# Thinkpad R31: Trackpoint Trouble...

## windchill

Hi everybody

I installed gentoo from a stage3 tarball. Everything went smoothly (except the long compile time for kde   :Razz:  ).

I love the way Gentoo runs and how easy it is to install new / updated packages.

But I have a big problem with my trackpoint:

As soon as there is apm compiled into the kernel the mouse pointer on the screen start jumping around and clicking in random spots. 

If an applet is running which polls for apm data (battery monitoring applet), it even gets worse, you hardly can use the system anymore.

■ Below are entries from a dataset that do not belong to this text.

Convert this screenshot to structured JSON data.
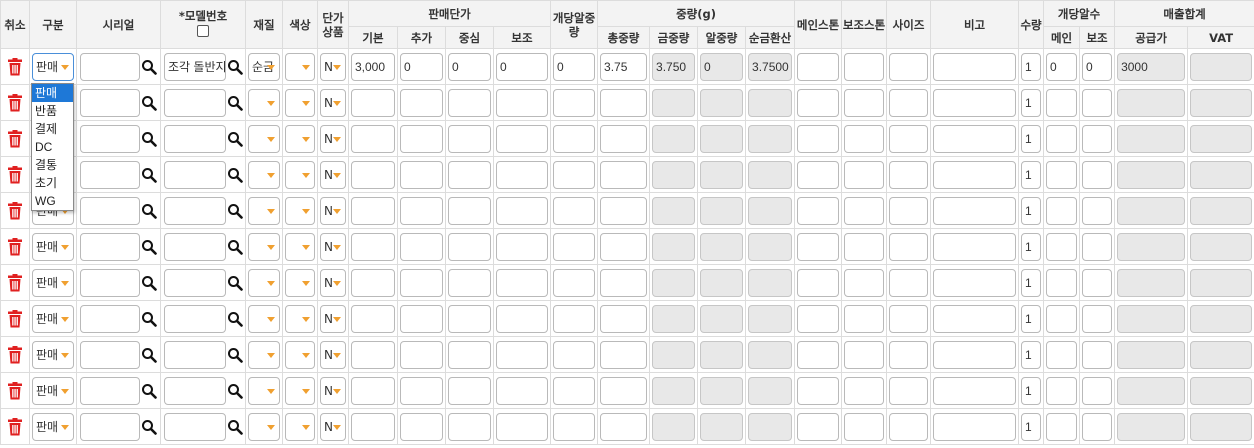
{
  "headers": {
    "cancel": "취소",
    "type": "구분",
    "serial": "시리얼",
    "model": "*모델번호",
    "material": "재질",
    "color": "색상",
    "unit_price_product": "단가상품",
    "sale_price": "판매단가",
    "sale_price_sub": [
      "기본",
      "추가",
      "중심",
      "보조"
    ],
    "stone_weight_each": "개당알중량",
    "weight": "중량(g)",
    "weight_sub": [
      "총중량",
      "금중량",
      "알중량",
      "순금환산"
    ],
    "main_stone": "메인스톤",
    "sub_stone": "보조스톤",
    "size": "사이즈",
    "note": "비고",
    "quantity": "수량",
    "stone_count_each": "개당알수",
    "stone_count_sub": [
      "메인",
      "보조"
    ],
    "sales_total": "매출합계",
    "sales_total_sub": [
      "공급가",
      "VAT"
    ]
  },
  "colors": {
    "trash": "#e02020",
    "caret": "#f0a030",
    "focus": "#4a8fd9",
    "selected_option": "#1e78d7",
    "readonly_bg": "#e8e8e8"
  },
  "icons": {
    "delete": "trash-icon",
    "search": "search-icon",
    "dropdown": "chevron-down-icon"
  },
  "first_row": {
    "type": "판매",
    "serial": "",
    "model": "조각 돌반지",
    "material": "순금",
    "color": "",
    "unit_price_product": "N",
    "base": "3,000",
    "extra": "0",
    "center": "0",
    "sub": "0",
    "stone_weight_each": "0",
    "total_weight": "3.75",
    "gold_weight": "3.750",
    "stone_weight": "0",
    "pure_gold": "3.7500",
    "quantity": "1",
    "main_count": "0",
    "sub_count": "0",
    "supply_price": "3000"
  },
  "rows": [
    {
      "type": "판매",
      "unit_price_product": "N",
      "quantity": "1"
    },
    {
      "type": "판매",
      "unit_price_product": "N",
      "quantity": "1"
    },
    {
      "type": "판매",
      "unit_price_product": "N",
      "quantity": "1"
    },
    {
      "type": "판매",
      "unit_price_product": "N",
      "quantity": "1"
    },
    {
      "type": "판매",
      "unit_price_product": "N",
      "quantity": "1"
    },
    {
      "type": "판매",
      "unit_price_product": "N",
      "quantity": "1"
    },
    {
      "type": "판매",
      "unit_price_product": "N",
      "quantity": "1"
    },
    {
      "type": "판매",
      "unit_price_product": "N",
      "quantity": "1"
    },
    {
      "type": "판매",
      "unit_price_product": "N",
      "quantity": "1"
    },
    {
      "type": "판매",
      "unit_price_product": "N",
      "quantity": "1"
    }
  ],
  "type_dropdown": {
    "options": [
      "판매",
      "반품",
      "결제",
      "DC",
      "결통",
      "초기",
      "WG"
    ],
    "selected": "판매"
  }
}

So has anyboy encountered something like that? Maybe even solved it?

TIA

Marc

----------

## reverius42

 *windchill wrote:*   

> I have a big problem with my trackpoint:
> 
> As soon as there is apm compiled into the kernel the mouse pointer on the screen start jumping around and clicking in random spots. 
> 
> 

 

Are you sure APM is what's causing it? It sounds to me like you're using the wrong mouse driver. Most likely, it's a PS2 mouse... so a generic PS/2 driver (PS/2 in the XF86Config file) will do the trick.

Also, try unmerging GPM if you have it, and put "-gpm" in your USE variable as well. Maybe that will help.

----------

## windchill

Yeah, I'm pretty sure its apm causing this weird behaviour. When I didnt include apm support in the kernel config and rebooted, the trackpoint was fine.

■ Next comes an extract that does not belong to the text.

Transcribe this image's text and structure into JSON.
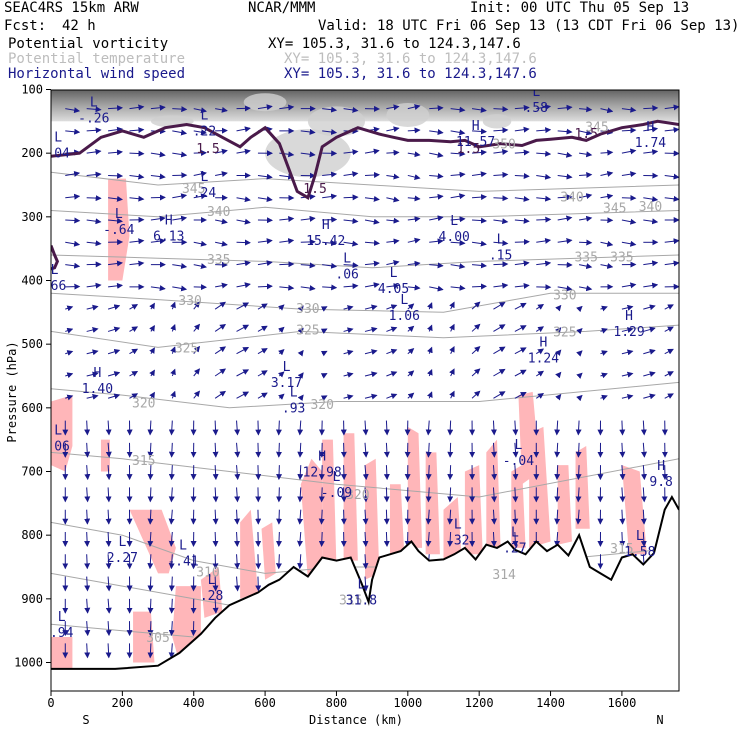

The problem got worse when I used the apm plugin in gkrellm, or when the kde battery monitor applet was running.

As you suggested, I had the mouse protocol as PS/2 from the beginning.

I would happily switch to acpi, if support was better (it doesnt seem to work with gentoo sources...)

Marc

----------

## reverius42

 *windchill wrote:*   

> Yeah, I'm pretty sure its apm causing this weird behaviour. When I didnt include apm support in the kernel config and rebooted, the trackpoint was fine.
> 
> The problem got worse when I used the apm plugin in gkrellm, or when the kde battery monitor applet was running.
> 
> As you suggested, I had the mouse protocol as PS/2 from the beginning.
> ...

 

Well, my next guess is that APM isn't really supported by your laptop (I've heard its happened before)... I guess you'll have to wait for ACPI to work better. I don't know anything else to do...

----------

## pilla

In http://www.linux-on-laptops/ , you may find some experiences with Thinkpads R30, like this

http://www.infosun.fmi.uni-passau.de/~nils/r30.html

I think APM will work in your notebook. Maybe you have some weird conflict (look you gpm configuration, also your XF86Config-4)

Regards,

----------

## Auriacan

I have found the solution. I had to add the kernel option "i8042.nomux=1" to the bootloader, don't ask me why this works, but it works perfectly, i havn't had the occur to me since i've done it.

----------

## thelusiv

I tried adding the i8042.nomux=1 option to my grub.conf and the mouse still jumps on APM calls. I have a Thinkpad R31, running kernel 2.6.8-gentoo-r7. Are there any other kernel options I need?

----------

## mike_d

 *thelusiv wrote:*   

> I tried adding the i8042.nomux=1 option to my grub.conf and the mouse still jumps on APM calls. I have a Thinkpad R31, running kernel 2.6.8-gentoo-r7. Are there any other kernel options I need?

 

anybody else solve this problem?  i have two identical R4x thinkpads.  one is running gnome and the other is running KDE.  the KDE laptop does the crazy mouse thing.  if i disable the klaptop applet it doesn't happen nearly as frequently, but it does happen.  the gnome laptop runs perfectly.  

thanks!

----------